You can sense where the discussion would head if this kind of season were to come together for the Dodgers. Is this the best team ever? Is this baseball's greatest dynasty? After nine division titles, four pennants, two titles and a two-year winning percentage well north of .700, it would be a discussion worth having.
Then there would be the question of how -- or even if -- this Dodgers run will ever end. Could the talented Padres make yet another transaction splurge to close the gap? Is there any slowing down this Dodgers juggernaut?
The postseason awards in the fictional realm are dominated by the Dodgers, with Bauer taking the Cy Young, Pollock winning MVP -- barely edging Betts -- and Dave Roberts winning Manager of the Year.

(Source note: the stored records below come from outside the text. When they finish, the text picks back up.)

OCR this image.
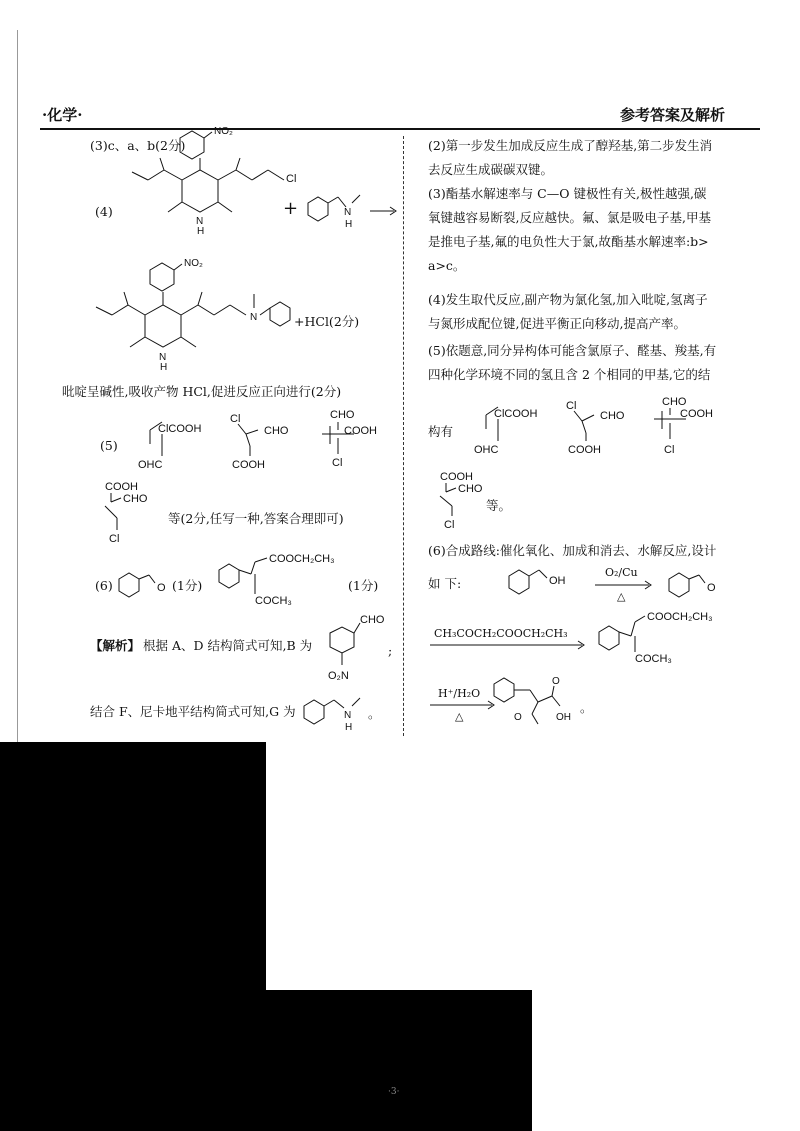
·化学·	参考答案及解析
(3)c、a、b(2分)
(4)
NO₂
Cl
N
H
+	N
H
NO₂
N
N
H
+HCl(2分)
吡啶呈碱性,吸收产物 HCl,促进反应正向进行(2分)
(5)
ClCOOH
OHC
Cl
CHO
COOH
CHO
COOH
Cl
COOH
CHO
Cl
等(2分,任写一种,答案合理即可)
(6)	O (1分)
COOCH₂CH₃
COCH₃
(1分)
【解析】 根据 A、D 结构简式可知,B 为
CHO
O₂N
;
结合 F、尼卡地平结构简式可知,G 为	N
H
。
(2)第一步发生加成反应生成了醇羟基,第二步发生消
去反应生成碳碳双键。
(3)酯基水解速率与 C—O 键极性有关,极性越强,碳
氧键越容易断裂,反应越快。氟、氯是吸电子基,甲基
是推电子基,氟的电负性大于氯,故酯基水解速率:b>
a>c。
(4)发生取代反应,副产物为氯化氢,加入吡啶,氢离子
与氮形成配位键,促进平衡正向移动,提高产率。
(5)依题意,同分异构体可能含氯原子、醛基、羧基,有
四种化学环境不同的氢且含 2 个相同的甲基,它的结
构有
ClCOOH
OHC
Cl
CHO
COOH
CHO
COOH
Cl
COOH
CHO
Cl
等。
(6)合成路线:催化氧化、加成和消去、水解反应,设计
如 下:	OH
O₂/Cu
△
O
CH₃COCH₂COOCH₂CH₃
COOCH₂CH₃
COCH₃
H⁺/H₂O
△
O
OH
O
。
·3·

Mercifully, L.A. doesn't have any leading NL Rookie of the Year candidates, so at least that honor serves as solace for some other club in the senior circuit.
The thing is, you can take any team and imagine a slew of core players who reach the upper reaches of their range of probabilities for a season, perhaps factor in unusual health and maybe even a down season by a rival to open the window to a dream season. You can muse on all those lucky breaks and dream of an epic season that has little chance of actually happening. With the Dodgers, you don't even have to strain yourself to envision an epic, history-upending campaign. They are that good. Expectations are that high.
At the same time, this is baseball and we all know baseball. None of this guarantees a thing. Padres fans will read this scenario and scoff. Yankees fans will read it and guffaw. Mets fans will read this and say, "Wait, we're going to be that good?" Empirically, it remains true that even if the Dodgers are 3-in-10 favorites to win it all, which gives them far better odds than any other team, they still don't win the title in 7 in 10 scenarios. That's baseball.
All those caveats dutifully offered, this team has a real chance to be special. The Dodgers have a chance to place an exclamation mark on what has already been a run of success stunning in its duration. There are months and miles and hundreds of games to go between now and the end of October. But there is one team in baseball that could stand out not just this season, but in relation to all seasons.
And if the Dodgers make that happen, it will look something like this.